И, недолго думая, он всё-таки поднял её и… тяжело выдохнул, так ещё и скатился после своей же спиной, да и всем же своим телом — по двери, осев затем на пол с согнутыми перед собой ногами. Голове ещё требовалось подождать — воссоединения там. Но и оно же было — уже недалеко! Ведь и на обратной стороне картонки, каллиграфическим почерком одной из его синих же ручек, было выведено: «Что ж, это был и, правда, интересный эксперимент, док… Когда-нибудь — обязательно повторим! О.».
Ты хочешь уйти, а я прошу остаться
Привет, подруга! Это я… «Диана»! И… Всё — «та же». Да… Всё та же — «я»! И… Как ты там меня называла?.. Ангел-хранитель? Точно… Да! «Твой» ангел… хранитель. Но и, похоже же, что — и вовсе же: не «хранитель». Да — и не «ангел» же, собственно! Не была и… «Не стала» — им! Ну а ты, хм, как и я, всё — не «меняешься». И это… странно. Нет! Это: «страшно»! Ведь и все же говорят, что: «Люди — меняются». Хотя бы — со временем! Но и для тебя, видимо, настал тот самый момент, который у нас называется — застывание!
Так смешно и… Так глупо! Я же вижу, что ты здесь… Я вижу — тебя и… Но тебя — и «нет»! И ты же — не «здесь». Будто и одновременно — в двух местах! Как… В «Гарри Поттере», да. «Гермиона»!.. И… «Как». Ведь и больше — в последнем, чем в первом! И я… Я не могу понять!

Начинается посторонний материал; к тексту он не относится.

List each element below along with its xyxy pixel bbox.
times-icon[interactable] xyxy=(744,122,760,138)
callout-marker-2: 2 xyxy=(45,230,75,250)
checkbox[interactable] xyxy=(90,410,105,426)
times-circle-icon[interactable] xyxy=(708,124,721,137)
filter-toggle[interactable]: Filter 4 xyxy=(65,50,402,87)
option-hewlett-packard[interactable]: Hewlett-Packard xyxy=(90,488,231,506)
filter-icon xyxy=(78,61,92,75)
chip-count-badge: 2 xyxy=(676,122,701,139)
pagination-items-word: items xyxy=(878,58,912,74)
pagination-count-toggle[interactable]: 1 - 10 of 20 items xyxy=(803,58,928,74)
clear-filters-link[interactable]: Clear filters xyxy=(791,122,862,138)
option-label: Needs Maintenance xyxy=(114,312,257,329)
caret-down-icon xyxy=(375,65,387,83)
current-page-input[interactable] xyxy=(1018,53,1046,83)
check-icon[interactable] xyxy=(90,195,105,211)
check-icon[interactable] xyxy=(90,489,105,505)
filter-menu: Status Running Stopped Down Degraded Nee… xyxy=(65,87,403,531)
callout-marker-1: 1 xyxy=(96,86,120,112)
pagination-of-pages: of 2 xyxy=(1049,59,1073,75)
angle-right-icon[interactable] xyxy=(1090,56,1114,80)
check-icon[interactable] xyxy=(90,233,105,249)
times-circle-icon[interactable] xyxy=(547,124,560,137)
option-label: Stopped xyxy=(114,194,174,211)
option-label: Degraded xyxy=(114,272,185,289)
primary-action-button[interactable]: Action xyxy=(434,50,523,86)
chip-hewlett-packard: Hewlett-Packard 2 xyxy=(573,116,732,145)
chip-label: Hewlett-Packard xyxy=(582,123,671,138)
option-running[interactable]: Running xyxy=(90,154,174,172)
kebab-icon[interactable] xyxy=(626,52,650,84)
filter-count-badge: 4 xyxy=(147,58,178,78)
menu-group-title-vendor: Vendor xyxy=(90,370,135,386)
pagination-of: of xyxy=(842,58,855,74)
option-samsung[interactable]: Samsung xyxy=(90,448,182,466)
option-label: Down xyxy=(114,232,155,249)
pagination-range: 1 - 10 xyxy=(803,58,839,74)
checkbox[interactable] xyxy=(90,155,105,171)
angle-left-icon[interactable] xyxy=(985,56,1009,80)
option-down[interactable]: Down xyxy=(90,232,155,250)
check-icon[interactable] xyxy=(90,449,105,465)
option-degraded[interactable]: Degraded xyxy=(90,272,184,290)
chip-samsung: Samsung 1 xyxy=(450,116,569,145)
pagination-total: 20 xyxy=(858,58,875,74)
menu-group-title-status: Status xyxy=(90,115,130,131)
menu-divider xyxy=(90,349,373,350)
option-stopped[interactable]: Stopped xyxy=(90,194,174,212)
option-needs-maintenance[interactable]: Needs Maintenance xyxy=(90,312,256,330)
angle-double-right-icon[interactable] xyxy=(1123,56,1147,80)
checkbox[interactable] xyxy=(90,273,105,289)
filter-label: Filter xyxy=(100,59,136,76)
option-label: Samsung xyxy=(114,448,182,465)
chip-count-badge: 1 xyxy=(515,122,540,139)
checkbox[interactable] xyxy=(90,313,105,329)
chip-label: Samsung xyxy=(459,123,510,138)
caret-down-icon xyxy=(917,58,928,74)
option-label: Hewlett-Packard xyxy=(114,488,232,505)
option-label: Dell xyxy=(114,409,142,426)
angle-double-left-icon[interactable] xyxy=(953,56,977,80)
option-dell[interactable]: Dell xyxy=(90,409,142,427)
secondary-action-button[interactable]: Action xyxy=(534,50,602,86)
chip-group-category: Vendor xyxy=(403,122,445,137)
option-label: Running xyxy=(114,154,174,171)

И да… Ты бы сейчас улыбнулась и… даже «рассмеялась», возможно… но я действительно не могу понять — как это произошло: как так вышло, что вот я — здесь, а ты — там? Хоть и лежишь сейчас — передо мной: в белой стерильной палате… На белой же металлической больничной койке… С накрахмаленных белым постельным бельём и… Подстать же ему — в больничной сорочке с коротким рукавом… И молчишь! Лежишь… С закрытыми глазами, почти что и сливаясь же с обстановкой — своей бледной, от рождения и природы, кожей! И пусть ещё — и на контрасте со своими же тёмно-каштановыми длинными курчавыми волосами… Но ты — не спишь! И да… Ты — не «мертва»! Во всяком случае… Во всяком же случае — «пока»… Ты просто лежишь — с, прикрытыми веками, тёмно-карими глазами, подрагивающими вместе с чёрными же короткими ресницами: под насупленными, на высоком лбу и у небольшого же курносого носа, тёмными широкими бровями; поджав ещё и свои узкие, сухие и потрескавшиеся губы, перед этим успев и прикусив всё же нижнюю, дурная привычка, и, тем самым, приподняв ещё и полукруглый подбородок; не говоря уж и про «вакуум» впалых щёк — в попытках хоть немного, но продлить и удержать это спокойствие и… тишину. Это молчание и… Твоё одиночество!